Seeing this success, the team decided to bring their work to the broader community through the open-source CNOE project. They created a new Special Interest Group (SIG) focused on Agentic AI for Platform Engineering.

The goal isn't just to build a tool, but to define what a production-grade, multi-agent platform engineering system looks like. Just as you need medical experts to design a useful health AI, you need platform engineering experts to design the right agents, skills, and workflows for infrastructure.

The architecture is built on a few key concepts:

  • Multi-Agent Systems: Instead of one monolithic "uber agent" that gets easily confused, the system uses a supervisor agent that orchestrates smaller, domain-specific agents (e.g., a GitHub agent, a PagerDuty agent, a Kubernetes agent).

  • Standard Protocols: The system leverages emerging industry standards to ensure interoperability and scalability.

    • MCP (Multi-Agent Communication Protocol): This protocol allows agents to discover and use "tools," which are essentially APIs. It provides the LLM with the necessary context about what a tool does and what inputs it needs, without overwhelming its context window.

    • A2A (Agent-to-Agent Protocol): This is the communication bus between agents. It enables one agent (like the supervisor) to delegate tasks to another, handling complex, asynchronous interactions.

This architecture provides flexibility, allowing teams to use different LLMs for different agents (e.g., a local model for sensitive data, a powerful frontier model for complex reasoning) and ensuring the system can scale.
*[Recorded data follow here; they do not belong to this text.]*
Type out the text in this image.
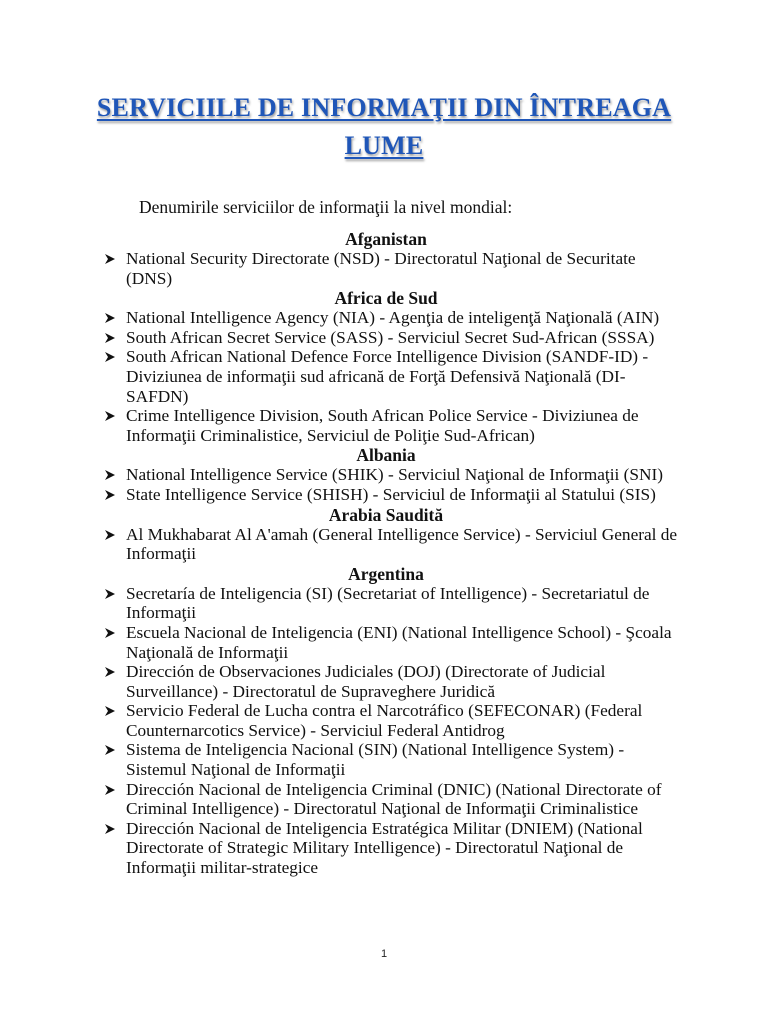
SERVICIILE DE INFORMAŢII DIN ÎNTREAGA
LUME
Denumirile serviciilor de informaţii la nivel mondial:
Afganistan
National Security Directorate (NSD) - Directoratul Naţional de Securitate (DNS)
Africa de Sud
National Intelligence Agency (NIA) - Agenţia de inteligenţă Naţională (AIN)
South African Secret Service (SASS) - Serviciul Secret Sud-African (SSSA)
South African National Defence Force Intelligence Division (SANDF-ID) - Diviziunea de informaţii sud africană de Forţă Defensivă Naţională (DI-SAFDN)
Crime Intelligence Division, South African Police Service - Diviziunea de Informaţii Criminalistice, Serviciul de Poliţie Sud-African)
Albania
National Intelligence Service (SHIK) - Serviciul Naţional de Informaţii (SNI)
State Intelligence Service (SHISH) - Serviciul de Informaţii al Statului (SIS)
Arabia Saudită
Al Mukhabarat Al A'amah (General Intelligence Service) - Serviciul General de Informaţii
Argentina
Secretaría de Inteligencia (SI) (Secretariat of Intelligence) - Secretariatul de Informaţii
Escuela Nacional de Inteligencia (ENI) (National Intelligence School) - Şcoala Naţională de Informaţii
Dirección de Observaciones Judiciales (DOJ) (Directorate of Judicial Surveillance) - Directoratul de Supraveghere Juridică
Servicio Federal de Lucha contra el Narcotráfico (SEFECONAR) (Federal Counternarcotics Service) - Serviciul Federal Antidrog
Sistema de Inteligencia Nacional (SIN) (National Intelligence System) - Sistemul Naţional de Informaţii
Dirección Nacional de Inteligencia Criminal (DNIC) (National Directorate of Criminal Intelligence) - Directoratul Naţional de Informaţii Criminalistice
Dirección Nacional de Inteligencia Estratégica Militar (DNIEM) (National Directorate of Strategic Military Intelligence) - Directoratul Naţional de Informaţii militar-strategice
1
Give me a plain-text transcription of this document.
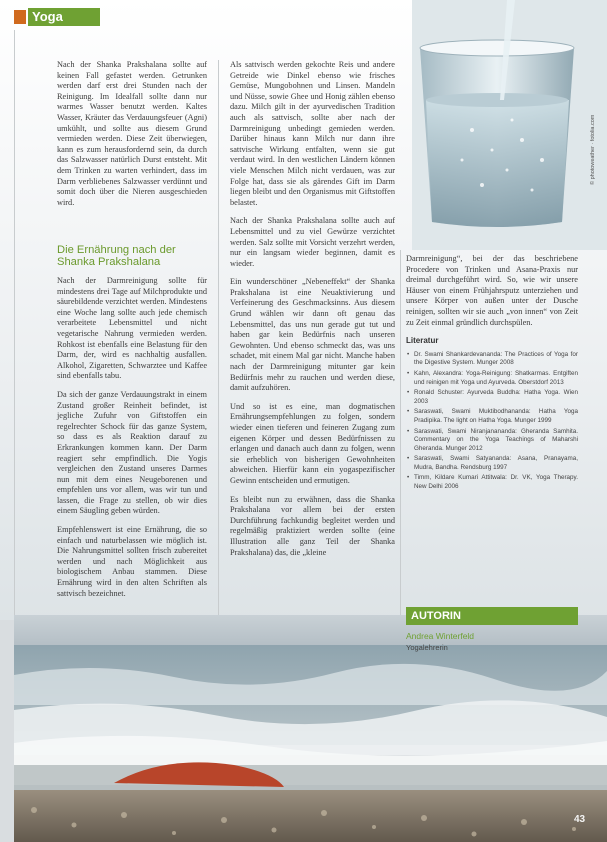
Yoga
© photoweather · fotolia.com

Nach der Shanka Prakshalana sollte auf keinen Fall gefastet werden. Getrunken werden darf erst drei Stunden nach der Reinigung. Im Idealfall sollte dann nur warmes Wasser benutzt werden. Kaltes Wasser, Kräuter das Verdauungsfeuer (Agni) umkühlt, und sollte aus diesem Grund vermieden werden. Diese Zeit überwiegen, kann es zum herausfordernd sein, da durch das Salzwasser natürlich Durst entsteht. Mit dem Trinken zu warten verhindert, dass im Darm verbliebenes Salzwasser verdünnt und somit doch über die Nieren ausgeschieden wird.

Die Ernährung nach der Shanka Prakshalana

Nach der Darmreinigung sollte für mindestens drei Tage auf Milchprodukte und säurebildende verzichtet werden. Mindestens eine Woche lang sollte auch jede chemisch verarbeitete Lebensmittel und nicht vegetarische Nahrung vermieden werden. Rohkost ist ebenfalls eine Belastung für den Darm, der, wird es nachhaltig ausfallen. Alkohol, Zigaretten, Schwarztee und Kaffee sind ebenfalls tabu.

Da sich der ganze Verdauungstrakt in einem Zustand großer Reinheit befindet, ist jegliche Zufuhr von Giftstoffen ein regelrechter Schock für das ganze System, so dass es als Reaktion darauf zu Erkrankungen kommen kann. Der Darm reagiert sehr empfindlich. Die Yogis vergleichen den Zustand unseres Darmes nun mit dem eines Neugeborenen und empfehlen uns vor allem, was wir tun und lassen, die Frage zu stellen, ob wir dies einem Säugling geben würden.

Empfehlenswert ist eine Ernährung, die so einfach und naturbelassen wie möglich ist. Die Nahrungsmittel sollten frisch zubereitet werden und nach Möglichkeit aus biologischem Anbau stammen. Diese Ernährung wird in den alten Schriften als sattvisch bezeichnet.

Als sattvisch werden gekochte Reis und andere Getreide wie Dinkel ebenso wie frisches Gemüse, Mungobohnen und Linsen. Mandeln und Nüsse, sowie Ghee und Honig zählen ebenso dazu. Milch gilt in der ayurvedischen Tradition auch als sattvisch, sollte aber nach der Darmreinigung unbedingt gemieden werden. Darüber hinaus kann Milch nur dann ihre sattvische Wirkung entfalten, wenn sie gut verdaut wird. In den westlichen Ländern können viele Menschen Milch nicht verdauen, was zur Folge hat, dass sie als gärendes Gift im Darm liegen bleibt und den Organismus mit Giftstoffen belastet.

Nach der Shanka Prakshalana sollte auch auf Lebensmittel und zu viel Gewürze verzichtet werden. Salz sollte mit Vorsicht verzehrt werden, nur ein langsam wieder beginnen, damit es wieder.

Ein wunderschöner „Nebeneffekt“ der Shanka Prakshalana ist eine Neuaktivierung und Verfeinerung des Geschmacksinns. Aus diesem Grund wählen wir dann oft genau das Lebensmittel, das uns nun gerade gut tut und haben gar kein Bedürfnis nach unseren Gewohnten. Und ebenso schmeckt das, was uns schadet, mit einem Mal gar nicht. Manche haben nach der Darmreinigung mitunter gar kein Bedürfnis mehr zu rauchen und werden diese, damit aufzuhören.

Und so ist es eine, man dogmatischen Ernährungsempfehlungen zu folgen, sondern wieder einen tieferen und feineren Zugang zum eigenen Körper und dessen Bedürfnissen zu erlangen und danach auch dann zu folgen, wenn sie erheblich von bisherigen Gewohnheiten abweichen. Hierfür kann ein yogaspezifischer Gewinn entscheiden und ermutigen.

Es bleibt nun zu erwähnen, dass die Shanka Prakshalana vor allem bei der ersten Durchführung fachkundig begleitet werden und regelmäßig praktiziert werden sollte (eine Illustration alle ganz Teil der Shanka Prakshalana) das, die „kleine

Darmreinigung“, bei der das beschriebene Procedere von Trinken und Asana-Praxis nur dreimal durchgeführt wird. So, wie wir unsere Häuser von einem Frühjahrsputz unterziehen und unsere Körper von außen unter der Dusche reinigen, sollten wir sie auch „von innen“ von Zeit zu Zeit einmal gründlich durchspülen.

Literatur
• Dr. Swami Shankardevananda: The Practices of Yoga for the Digestive System. Munger 2008
• Kahn, Alexandra: Yoga-Reinigung: Shatkarmas. Entgiften und reinigen mit Yoga und Ayurveda. Oberstdorf 2013
• Ronald Schuster: Ayurveda Buddha: Hatha Yoga. Wien 2003
• Saraswati, Swami Muktibodhananda: Hatha Yoga Pradipika. The light on Hatha Yoga. Munger 1999
• Saraswati, Swami Niranjanananda: Gheranda Samhita. Commentary on the Yoga Teachings of Maharshi Gheranda. Munger 2012
• Saraswati, Swami Satyananda: Asana, Pranayama, Mudra, Bandha. Rendsburg 1997
• Timm, Kildare Kumari Attitwala: Dr. VK, Yoga Therapy. New Delhi 2006
AUTORIN
Andrea Winterfeld
Yogalehrerin
43
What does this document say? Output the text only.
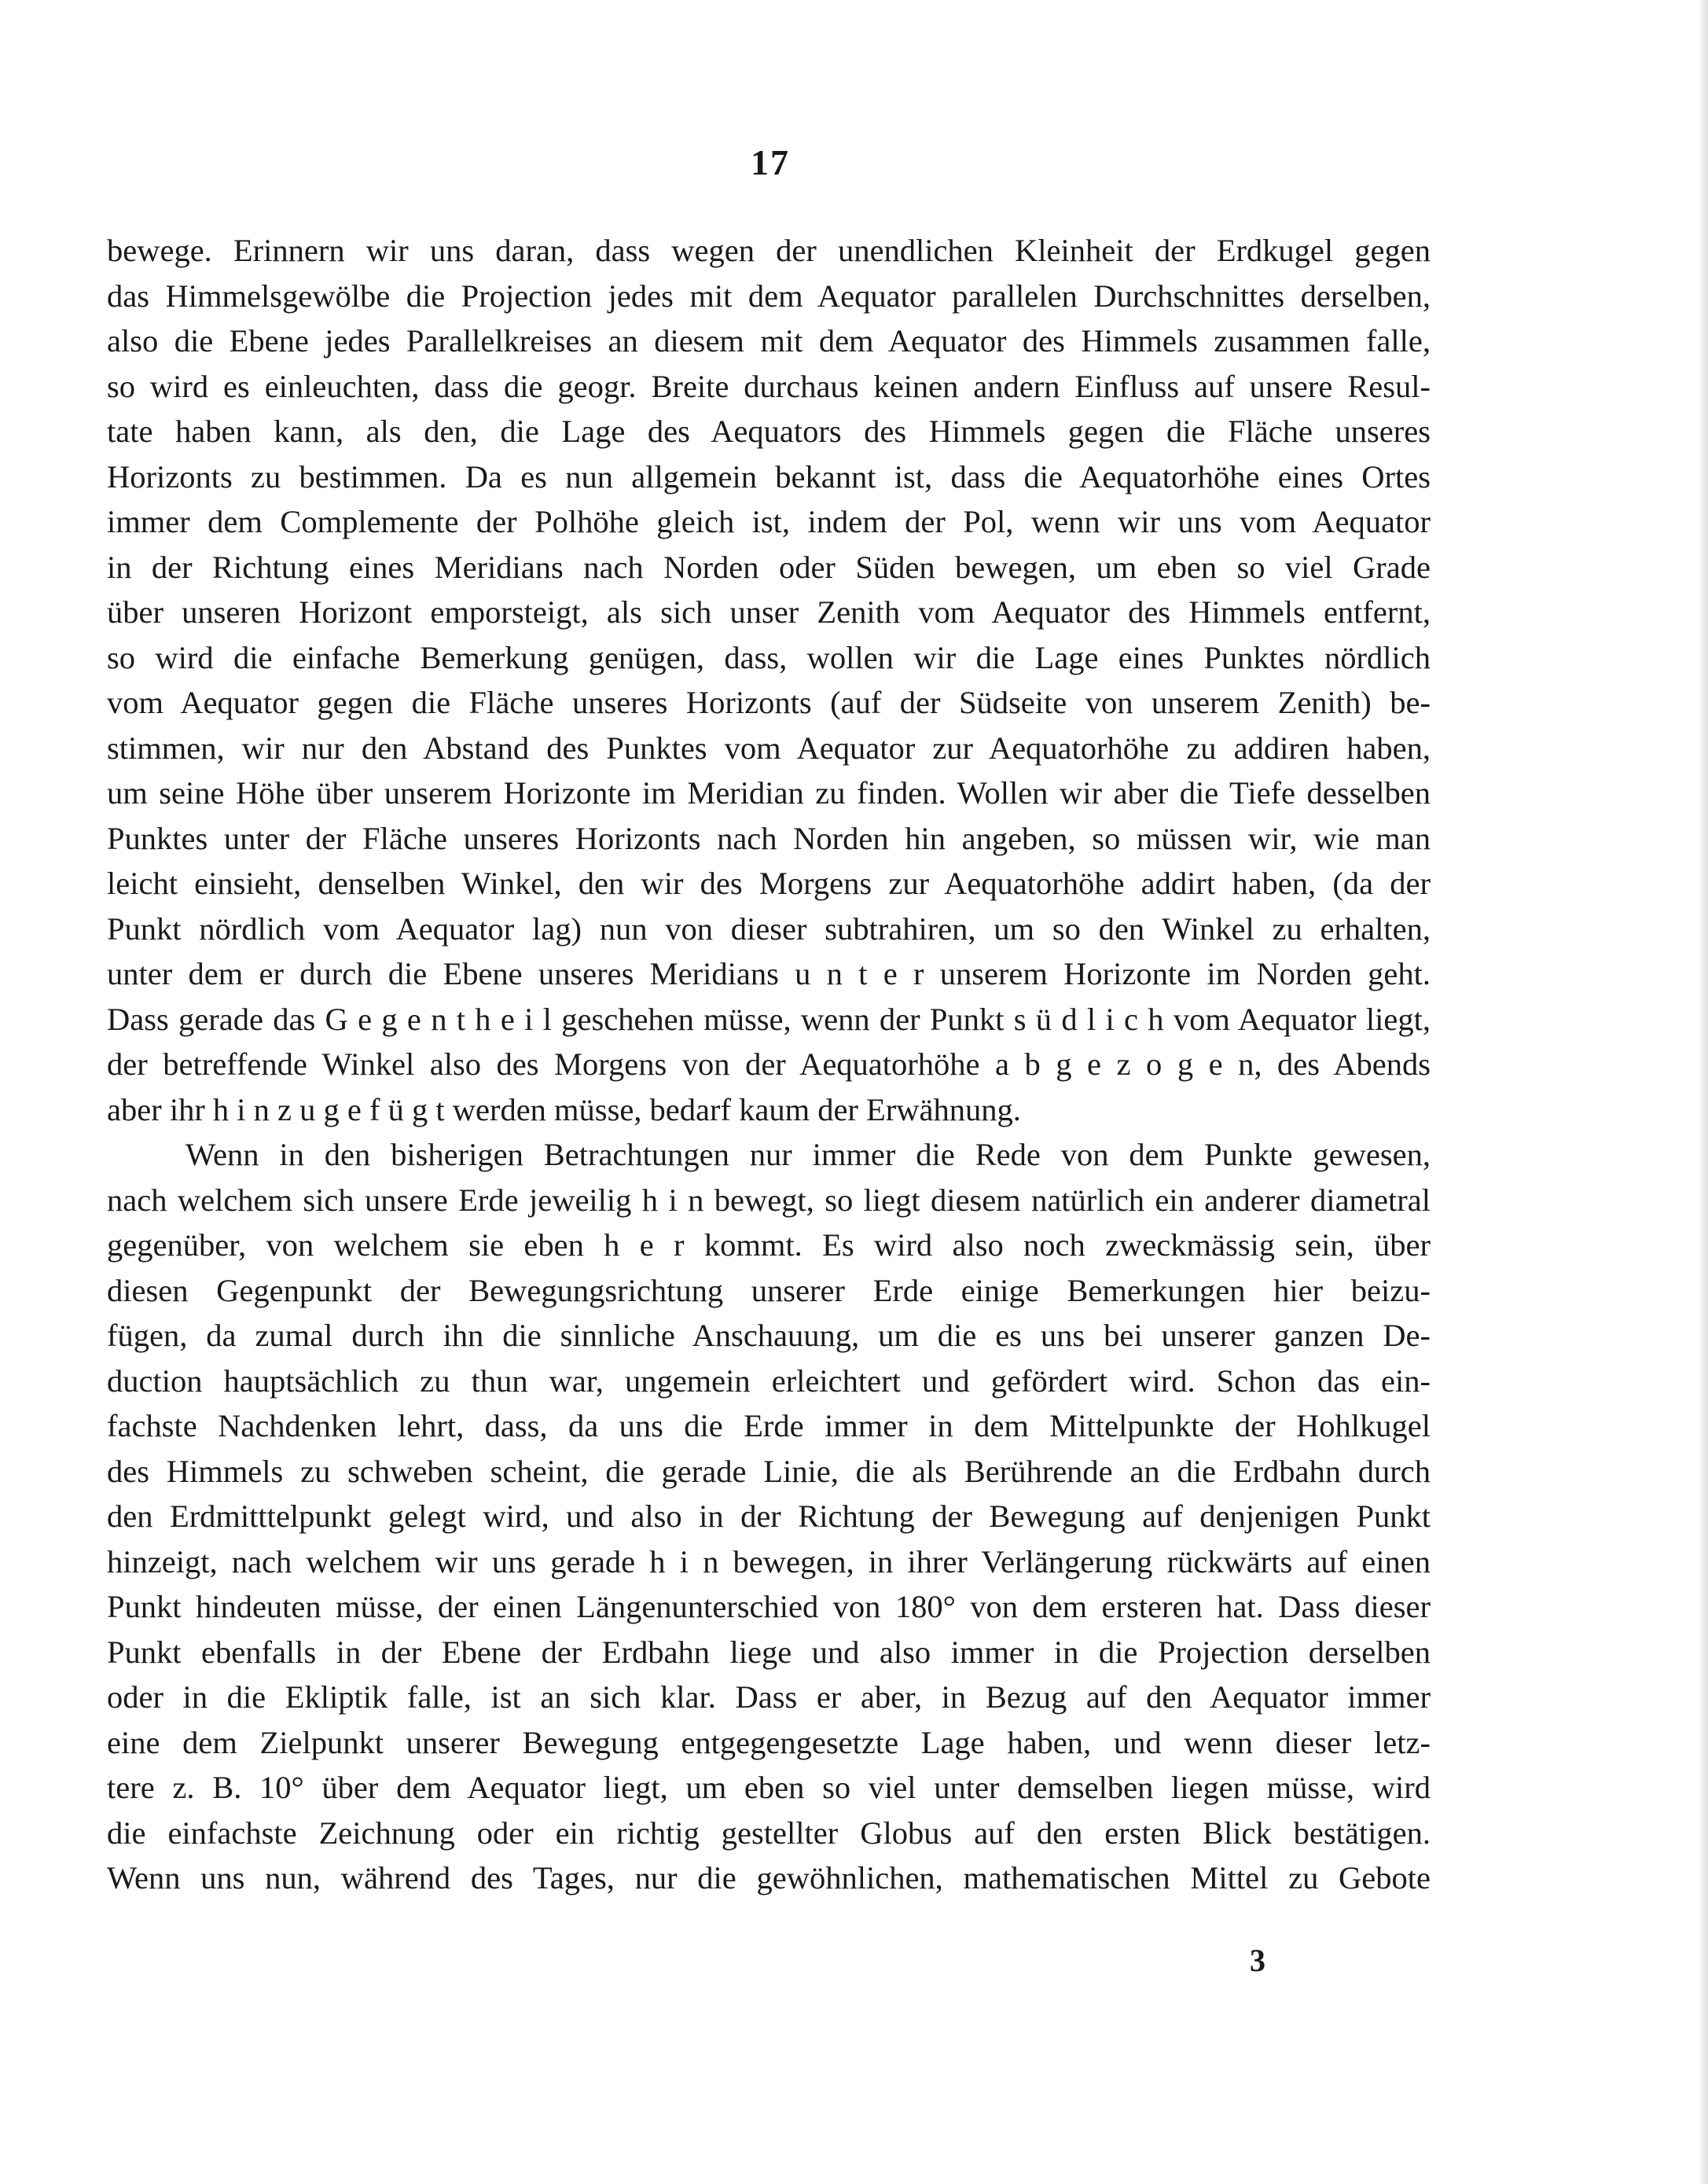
17
bewege. Erinnern wir uns daran, dass wegen der unendlichen Kleinheit der Erdkugel gegen
das Himmelsgewölbe die Projection jedes mit dem Aequator parallelen Durchschnittes derselben,
also die Ebene jedes Parallelkreises an diesem mit dem Aequator des Himmels zusammen falle,
so wird es einleuchten, dass die geogr. Breite durchaus keinen andern Einfluss auf unsere Resul-
tate haben kann, als den, die Lage des Aequators des Himmels gegen die Fläche unseres
Horizonts zu bestimmen. Da es nun allgemein bekannt ist, dass die Aequatorhöhe eines Ortes
immer dem Complemente der Polhöhe gleich ist, indem der Pol, wenn wir uns vom Aequator
in der Richtung eines Meridians nach Norden oder Süden bewegen, um eben so viel Grade
über unseren Horizont emporsteigt, als sich unser Zenith vom Aequator des Himmels entfernt,
so wird die einfache Bemerkung genügen, dass, wollen wir die Lage eines Punktes nördlich
vom Aequator gegen die Fläche unseres Horizonts (auf der Südseite von unserem Zenith) be-
stimmen, wir nur den Abstand des Punktes vom Aequator zur Aequatorhöhe zu addiren haben,
um seine Höhe über unserem Horizonte im Meridian zu finden. Wollen wir aber die Tiefe desselben
Punktes unter der Fläche unseres Horizonts nach Norden hin angeben, so müssen wir, wie man
leicht einsieht, denselben Winkel, den wir des Morgens zur Aequatorhöhe addirt haben, (da der
Punkt nördlich vom Aequator lag) nun von dieser subtrahiren, um so den Winkel zu erhalten,
unter dem er durch die Ebene unseres Meridians u n t e r unserem Horizonte im Norden geht.
Dass gerade das G e g e n t h e i l geschehen müsse, wenn der Punkt s ü d l i c h vom Aequator liegt,
der betreffende Winkel also des Morgens von der Aequatorhöhe a b g e z o g e n, des Abends
aber ihr h i n z u g e f ü g t werden müsse, bedarf kaum der Erwähnung.
Wenn in den bisherigen Betrachtungen nur immer die Rede von dem Punkte gewesen,
nach welchem sich unsere Erde jeweilig h i n bewegt, so liegt diesem natürlich ein anderer diametral
gegenüber, von welchem sie eben h e r kommt. Es wird also noch zweckmässig sein, über
diesen Gegenpunkt der Bewegungsrichtung unserer Erde einige Bemerkungen hier beizu-
fügen, da zumal durch ihn die sinnliche Anschauung, um die es uns bei unserer ganzen De-
duction hauptsächlich zu thun war, ungemein erleichtert und gefördert wird. Schon das ein-
fachste Nachdenken lehrt, dass, da uns die Erde immer in dem Mittelpunkte der Hohlkugel
des Himmels zu schweben scheint, die gerade Linie, die als Berührende an die Erdbahn durch
den Erdmitttelpunkt gelegt wird, und also in der Richtung der Bewegung auf denjenigen Punkt
hinzeigt, nach welchem wir uns gerade h i n bewegen, in ihrer Verlängerung rückwärts auf einen
Punkt hindeuten müsse, der einen Längenunterschied von 180° von dem ersteren hat. Dass dieser
Punkt ebenfalls in der Ebene der Erdbahn liege und also immer in die Projection derselben
oder in die Ekliptik falle, ist an sich klar. Dass er aber, in Bezug auf den Aequator immer
eine dem Zielpunkt unserer Bewegung entgegengesetzte Lage haben, und wenn dieser letz-
tere z. B. 10° über dem Aequator liegt, um eben so viel unter demselben liegen müsse, wird
die einfachste Zeichnung oder ein richtig gestellter Globus auf den ersten Blick bestätigen.
Wenn uns nun, während des Tages, nur die gewöhnlichen, mathematischen Mittel zu Gebote
3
See It in Action: A Quick Demo


The Canoe project provides a GitHub repository where you can try this out yourself. With a single docker-compose up command, you can spin up a complete environment, including a Backstage instance with a pre-built "Agent Forge" plugin.

In a live demo, Shri Arajula showed two examples:

  1. Simple Query: Asking, "Show me all the GitHub repos in canoe-io," the supervisor agent correctly routed the request to the GitHub sub-agent, which used an MCP-enabled tool to call the GitHub API and return the list.

  2. Complex Query: A more powerful example: "Show me who's on SRE on-call and find all their Jira tickets from the last 7 days." This is where the magic happens. The orchestrator:

    • First, called the PagerDuty agent to find out who was on call.

    • Then, using the email address returned, it called the Jira agent.

    • The Jira agent ran a JQL query to find the relevant tickets.

    • Finally, the orchestrator synthesized the information from both sources into a single, formatted response.

This entire multi-step, multi-tool workflow was completed in seconds, all from a single natural language prompt.


What About Security?


Handing the keys to an AI can seem daunting. The project tackles security by treating agents like any other microservice.

  • Authentication & Authorization: The system uses standard practices like OAuth and JWTs. The user is authenticated, and that identity can be used to perform actions on their behalf, respecting existing RBAC policies in systems like Kubernetes.

  • Human in the Loop: GitOps isn't dead! For critical actions, the agent can create a pull request, allowing a human to review and approve the change, with the agent providing all the necessary context to make the decision easy.